Su doble función de entrenador y preparador físico le permitía preparar él mismo todos los trabajos de campo. El primer día les pidió a sus dirigidos un palo de escoba al que luego le sacarían punta para transformarlos en estacas. Dichas estacas simulaban ser jugadores rivales o servían para hacer trabajos de técnica individual con pelota. También eran referencias que debían evitarse a la hora de realizar pases, buscando precisión, o en ejercicios de velocidad. Ya la entrada en calor era muy intensa. Cada entrenamiento consumía varias horas, y no se cortaba hasta que todos los objetivos se hubiesen cumplido de acuerdo con el gusto del técnico. Duraban lo que hacía falta. Comenzando a las dos de la tarde, era común terminar cerca de la siete, luego de cinco fatigosas horas. Su convicción lo llevaba a manejar un tono de voz alto y su apasionamiento a dirigirse a esos muchachos como si se tratara de absolutos profesionales y no de jóvenes en plena etapa de desarrollo de sus condiciones.
Para algunos era un sufrimiento, especialmente si eran los primeros de la fila y se equivocaban en el ejercicio que debían realizar, pero el grado de concentración y esfuerzo con el que se trabajaba terminaría dando sus frutos.
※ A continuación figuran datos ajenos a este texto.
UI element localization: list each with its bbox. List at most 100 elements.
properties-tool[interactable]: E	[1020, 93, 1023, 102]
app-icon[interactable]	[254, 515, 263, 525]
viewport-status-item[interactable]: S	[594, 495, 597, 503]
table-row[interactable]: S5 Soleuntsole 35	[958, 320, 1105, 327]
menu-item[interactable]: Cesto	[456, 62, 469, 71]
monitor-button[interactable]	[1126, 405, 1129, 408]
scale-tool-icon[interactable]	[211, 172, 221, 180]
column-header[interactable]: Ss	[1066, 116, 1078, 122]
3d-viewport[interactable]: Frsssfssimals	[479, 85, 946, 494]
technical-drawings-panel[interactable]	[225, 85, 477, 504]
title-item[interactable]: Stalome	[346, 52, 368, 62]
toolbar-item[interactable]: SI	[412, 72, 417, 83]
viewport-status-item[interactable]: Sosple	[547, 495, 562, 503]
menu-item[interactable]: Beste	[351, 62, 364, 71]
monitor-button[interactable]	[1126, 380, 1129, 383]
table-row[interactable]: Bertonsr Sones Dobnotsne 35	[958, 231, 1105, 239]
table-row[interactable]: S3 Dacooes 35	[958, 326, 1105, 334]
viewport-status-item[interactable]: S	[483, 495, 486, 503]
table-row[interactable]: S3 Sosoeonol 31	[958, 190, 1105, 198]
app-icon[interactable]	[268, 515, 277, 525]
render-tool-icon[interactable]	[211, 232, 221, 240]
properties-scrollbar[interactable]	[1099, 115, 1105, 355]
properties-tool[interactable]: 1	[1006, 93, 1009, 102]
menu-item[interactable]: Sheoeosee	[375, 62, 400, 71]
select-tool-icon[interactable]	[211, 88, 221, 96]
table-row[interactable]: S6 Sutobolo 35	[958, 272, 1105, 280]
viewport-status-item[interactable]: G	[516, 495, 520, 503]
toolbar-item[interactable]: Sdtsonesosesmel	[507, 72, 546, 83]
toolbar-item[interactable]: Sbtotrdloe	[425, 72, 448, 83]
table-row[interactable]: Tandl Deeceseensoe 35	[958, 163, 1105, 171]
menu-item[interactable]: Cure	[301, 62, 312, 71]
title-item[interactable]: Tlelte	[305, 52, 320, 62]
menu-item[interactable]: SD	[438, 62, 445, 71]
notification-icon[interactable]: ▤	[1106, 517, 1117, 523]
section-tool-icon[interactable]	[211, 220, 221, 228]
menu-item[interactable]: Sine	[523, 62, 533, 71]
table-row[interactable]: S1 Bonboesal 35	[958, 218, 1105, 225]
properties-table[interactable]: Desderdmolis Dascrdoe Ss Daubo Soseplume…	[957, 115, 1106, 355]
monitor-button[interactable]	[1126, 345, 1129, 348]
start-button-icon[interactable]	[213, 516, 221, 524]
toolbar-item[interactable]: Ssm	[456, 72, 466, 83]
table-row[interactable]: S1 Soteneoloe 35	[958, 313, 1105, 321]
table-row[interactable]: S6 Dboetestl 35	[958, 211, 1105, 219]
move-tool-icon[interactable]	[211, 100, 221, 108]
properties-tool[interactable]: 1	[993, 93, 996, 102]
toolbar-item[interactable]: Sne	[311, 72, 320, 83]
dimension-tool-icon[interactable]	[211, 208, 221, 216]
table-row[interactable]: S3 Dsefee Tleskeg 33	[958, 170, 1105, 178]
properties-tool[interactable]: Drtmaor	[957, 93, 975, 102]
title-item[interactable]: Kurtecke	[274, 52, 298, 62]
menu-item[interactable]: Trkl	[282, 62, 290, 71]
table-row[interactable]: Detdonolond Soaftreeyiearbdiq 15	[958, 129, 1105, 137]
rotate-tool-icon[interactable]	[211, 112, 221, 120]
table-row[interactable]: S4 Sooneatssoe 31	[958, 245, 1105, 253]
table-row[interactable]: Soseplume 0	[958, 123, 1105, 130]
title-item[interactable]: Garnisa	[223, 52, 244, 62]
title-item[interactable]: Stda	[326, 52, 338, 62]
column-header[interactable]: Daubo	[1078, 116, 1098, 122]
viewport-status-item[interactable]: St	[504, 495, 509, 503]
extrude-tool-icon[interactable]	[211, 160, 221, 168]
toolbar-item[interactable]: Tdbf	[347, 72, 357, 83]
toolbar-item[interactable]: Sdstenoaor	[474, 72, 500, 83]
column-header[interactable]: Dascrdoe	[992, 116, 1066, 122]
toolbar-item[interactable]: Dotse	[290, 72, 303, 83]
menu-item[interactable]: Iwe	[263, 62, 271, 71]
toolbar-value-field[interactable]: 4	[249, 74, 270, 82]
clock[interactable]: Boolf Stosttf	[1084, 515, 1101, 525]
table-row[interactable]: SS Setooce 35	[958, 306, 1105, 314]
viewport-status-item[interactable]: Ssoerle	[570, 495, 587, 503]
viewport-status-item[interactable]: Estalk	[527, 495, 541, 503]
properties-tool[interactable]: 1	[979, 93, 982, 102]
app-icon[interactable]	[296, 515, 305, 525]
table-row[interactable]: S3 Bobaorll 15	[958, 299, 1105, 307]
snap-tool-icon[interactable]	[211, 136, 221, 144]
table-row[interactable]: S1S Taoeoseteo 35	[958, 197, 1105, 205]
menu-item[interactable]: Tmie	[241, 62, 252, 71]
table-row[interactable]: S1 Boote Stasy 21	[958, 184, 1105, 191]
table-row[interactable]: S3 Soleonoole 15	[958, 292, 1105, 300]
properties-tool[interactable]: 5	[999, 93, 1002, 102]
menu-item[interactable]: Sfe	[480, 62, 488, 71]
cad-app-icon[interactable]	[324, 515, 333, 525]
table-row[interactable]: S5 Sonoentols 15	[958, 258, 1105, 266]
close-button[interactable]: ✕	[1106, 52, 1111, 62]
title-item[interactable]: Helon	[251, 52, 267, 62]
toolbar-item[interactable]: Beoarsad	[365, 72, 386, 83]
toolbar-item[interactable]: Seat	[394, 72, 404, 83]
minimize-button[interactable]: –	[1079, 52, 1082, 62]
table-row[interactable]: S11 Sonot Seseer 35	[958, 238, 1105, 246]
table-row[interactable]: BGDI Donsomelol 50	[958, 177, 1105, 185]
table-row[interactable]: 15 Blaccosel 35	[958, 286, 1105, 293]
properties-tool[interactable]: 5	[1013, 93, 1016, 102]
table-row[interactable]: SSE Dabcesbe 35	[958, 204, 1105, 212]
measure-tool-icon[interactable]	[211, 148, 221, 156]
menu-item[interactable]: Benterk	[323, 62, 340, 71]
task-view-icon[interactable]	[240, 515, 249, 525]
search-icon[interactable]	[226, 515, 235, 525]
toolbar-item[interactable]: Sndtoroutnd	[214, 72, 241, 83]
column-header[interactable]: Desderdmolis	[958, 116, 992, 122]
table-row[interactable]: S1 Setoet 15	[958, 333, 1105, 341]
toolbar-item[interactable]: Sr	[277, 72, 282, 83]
Pensando en un entrenamiento integral, gestionó el armado de una sala de musculación, que comenzó a funcionar en el gimnasio cubierto, para que los jóvenes pudieran desarrollar el aspecto físico fuera del tiempo de entrenamiento.
Cada explicación del juego era una especie de clase magistral. Con semejantes señales particulares, más su larga historia en el club, todo el mundo sabía que el Loco Bielsa estaba llamado a ser un entrenador diferente.